Sol recebe um convite para trabalhar com Lui Lorenzo (José Loreto), um cantor pop e conquistador. Essa reviravolta na vida de Sol faz com que ela reencontre Benjamin (Samuel de Assis), sua paixão na juventude, e Theo (Emilio Dantas), de quem guarda más lembranças. Casado com Clara (Regiane Alves), Théo é um empresário de sucesso que esconde negócios escusos, sem que ninguém desconfie. Ben se casou com Lumiar (Carolina Dieckmann) e juntos construíram uma vida profissional bem-sucedida como advogados criminalistas.
Paulo Silvestrini, diretor artístico da novela, conta que a trama vai apresentar os conflitos de diferentes gerações e camadas socioculturais, dentro da diversidade do Rio de Janeiro. “É uma novela carregada dessa positividade tão característica do povo brasileiro, dessa certeza de que o amanhã será melhor. O ambiente é essa cidade plural e misturada, onde as diferentes gerações, culturas e identidades sociais se confrontam e convivem, adequando expectativas e revendo valores”, conta Paulo Silvestrini.
Para mim a história retrata muito mais que isto: a luta das mulheres negras, a onipresença das igrejas nas comunidades e seu papel de enquadramento, a luta do funk como gênero, e até o amor preto rompido, pois Samuel ascende socialmente e se casa com uma mulher branca.

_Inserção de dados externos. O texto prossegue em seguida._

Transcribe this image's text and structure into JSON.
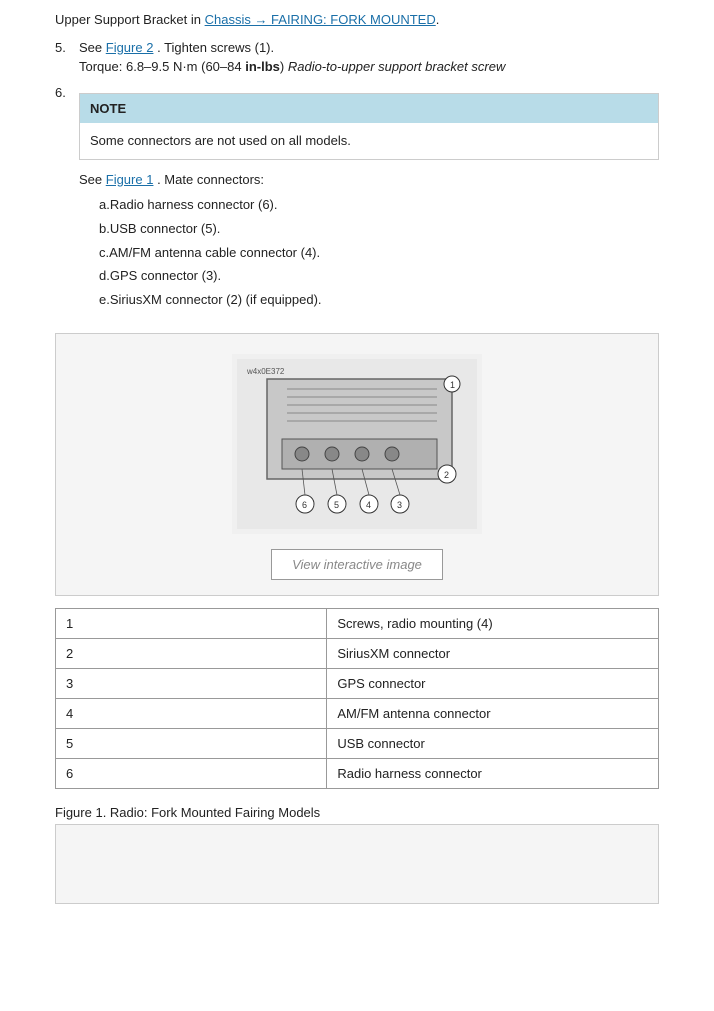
{
  "page": {
    "intro_line": "Upper Support Bracket in",
    "link1_text": "Chassis → FAIRING: FORK MOUNTED",
    "link1_href": "#",
    "steps": [
      {
        "number": "5.",
        "content": "See",
        "link_text": "Figure 2",
        "link_href": "#",
        "after_link": ". Tighten screws (1).",
        "sub": "Torque: 6.8–9.5 N·m (60–84 ",
        "sub_bold": "in-lbs",
        "sub_italic": " Radio-to-upper support bracket screw"
      },
      {
        "number": "6.",
        "content": ""
      }
    ],
    "note": {
      "header": "NOTE",
      "body": "Some connectors are not used on all models."
    },
    "see_figure_line": "See",
    "see_figure_link": "Figure 1",
    "see_figure_after": ". Mate connectors:",
    "alpha_items": [
      {
        "label": "a.",
        "text": "Radio harness connector (6)."
      },
      {
        "label": "b.",
        "text": "USB connector (5)."
      },
      {
        "label": "c.",
        "text": "AM/FM antenna cable connector (4)."
      },
      {
        "label": "d.",
        "text": "GPS connector (3)."
      },
      {
        "label": "e.",
        "text": "SiriusXM connector (2) (if equipped)."
      }
    ],
    "view_button_label": "View interactive image",
    "table_rows": [
      {
        "num": "1",
        "desc": "Screws, radio mounting (4)"
      },
      {
        "num": "2",
        "desc": "SiriusXM connector"
      },
      {
        "num": "3",
        "desc": "GPS connector"
      },
      {
        "num": "4",
        "desc": "AM/FM antenna connector"
      },
      {
        "num": "5",
        "desc": "USB connector"
      },
      {
        "num": "6",
        "desc": "Radio harness connector"
      }
    ],
    "figure_caption": "Figure 1. Radio: Fork Mounted Fairing Models",
    "figure_id": "w4x0E372"
  }
}
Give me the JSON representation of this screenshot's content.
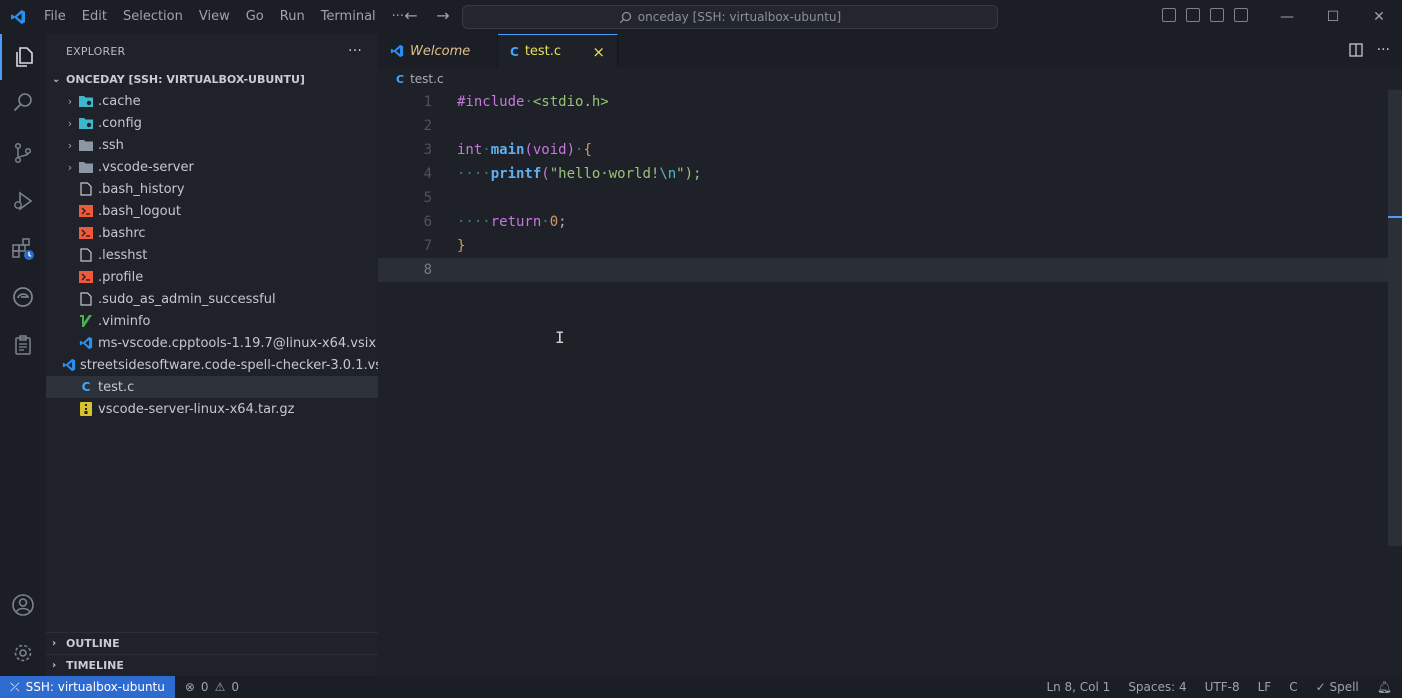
{
  "titlebar": {
    "menu": [
      "File",
      "Edit",
      "Selection",
      "View",
      "Go",
      "Run",
      "Terminal",
      "···"
    ],
    "search_text": "onceday [SSH: virtualbox-ubuntu]"
  },
  "sidebar": {
    "title": "EXPLORER",
    "more": "···",
    "folder": "ONCEDAY [SSH: VIRTUALBOX-UBUNTU]",
    "items": [
      {
        "label": ".cache",
        "icon": "folder-gear-icon",
        "color": "#3fb6c9",
        "chevron": true
      },
      {
        "label": ".config",
        "icon": "folder-gear-icon",
        "color": "#3fb6c9",
        "chevron": true
      },
      {
        "label": ".ssh",
        "icon": "folder-icon",
        "color": "#8c97a5",
        "chevron": true
      },
      {
        "label": ".vscode-server",
        "icon": "folder-icon",
        "color": "#8c97a5",
        "chevron": true
      },
      {
        "label": ".bash_history",
        "icon": "file-icon",
        "color": "#c5c8ce",
        "chevron": false
      },
      {
        "label": ".bash_logout",
        "icon": "shell-icon",
        "color": "#f05a3a",
        "chevron": false
      },
      {
        "label": ".bashrc",
        "icon": "shell-icon",
        "color": "#f05a3a",
        "chevron": false
      },
      {
        "label": ".lesshst",
        "icon": "file-icon",
        "color": "#c5c8ce",
        "chevron": false
      },
      {
        "label": ".profile",
        "icon": "shell-icon",
        "color": "#f05a3a",
        "chevron": false
      },
      {
        "label": ".sudo_as_admin_successful",
        "icon": "file-icon",
        "color": "#c5c8ce",
        "chevron": false
      },
      {
        "label": ".viminfo",
        "icon": "vim-icon",
        "color": "#4caf50",
        "chevron": false
      },
      {
        "label": "ms-vscode.cpptools-1.19.7@linux-x64.vsix",
        "icon": "vsix-icon",
        "color": "#2b8ff0",
        "chevron": false
      },
      {
        "label": "streetsidesoftware.code-spell-checker-3.0.1.vsix",
        "icon": "vsix-icon",
        "color": "#2b8ff0",
        "chevron": false
      },
      {
        "label": "test.c",
        "icon": "c-file-icon",
        "color": "#3fa7ff",
        "chevron": false
      },
      {
        "label": "vscode-server-linux-x64.tar.gz",
        "icon": "archive-icon",
        "color": "#d6c42f",
        "chevron": false
      }
    ],
    "outline": "OUTLINE",
    "timeline": "TIMELINE"
  },
  "tabs": [
    {
      "label": "Welcome",
      "icon": "vscode-icon"
    },
    {
      "label": "test.c",
      "icon": "c-file-icon",
      "close": "×"
    }
  ],
  "breadcrumb": "test.c",
  "code": {
    "line_numbers": [
      "1",
      "2",
      "3",
      "4",
      "5",
      "6",
      "7",
      "8"
    ],
    "include": "#include",
    "header": "<stdio.h>",
    "int": "int",
    "main": "main",
    "void": "(void)",
    "open_brace": "{",
    "printf": "printf",
    "str_a": "\"hello·world!",
    "str_esc": "\\n",
    "str_b": "\");",
    "return": "return",
    "zero": "0",
    "semi": ";",
    "close_brace": "}"
  },
  "statusbar": {
    "remote": "SSH: virtualbox-ubuntu",
    "errors": "0",
    "warnings": "0",
    "position": "Ln 8, Col 1",
    "spaces": "Spaces: 4",
    "encoding": "UTF-8",
    "eol": "LF",
    "language": "C",
    "spell": "Spell"
  }
}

“Vai na fé” talvez não seja um boom de audiência, mas com certeza já entrou na história como uma disrupção narrativa que aponta o início de um conteúdo preto sendo consumido de forma cultural massiva assim como outros etnias, e nos ajudará a revelar um Brasil que pulsa, existe e precisa se reconhecer. Finalmente vislumbrando o início do que sonhávamos a 29 anos atrás naquele palco da UFRGS.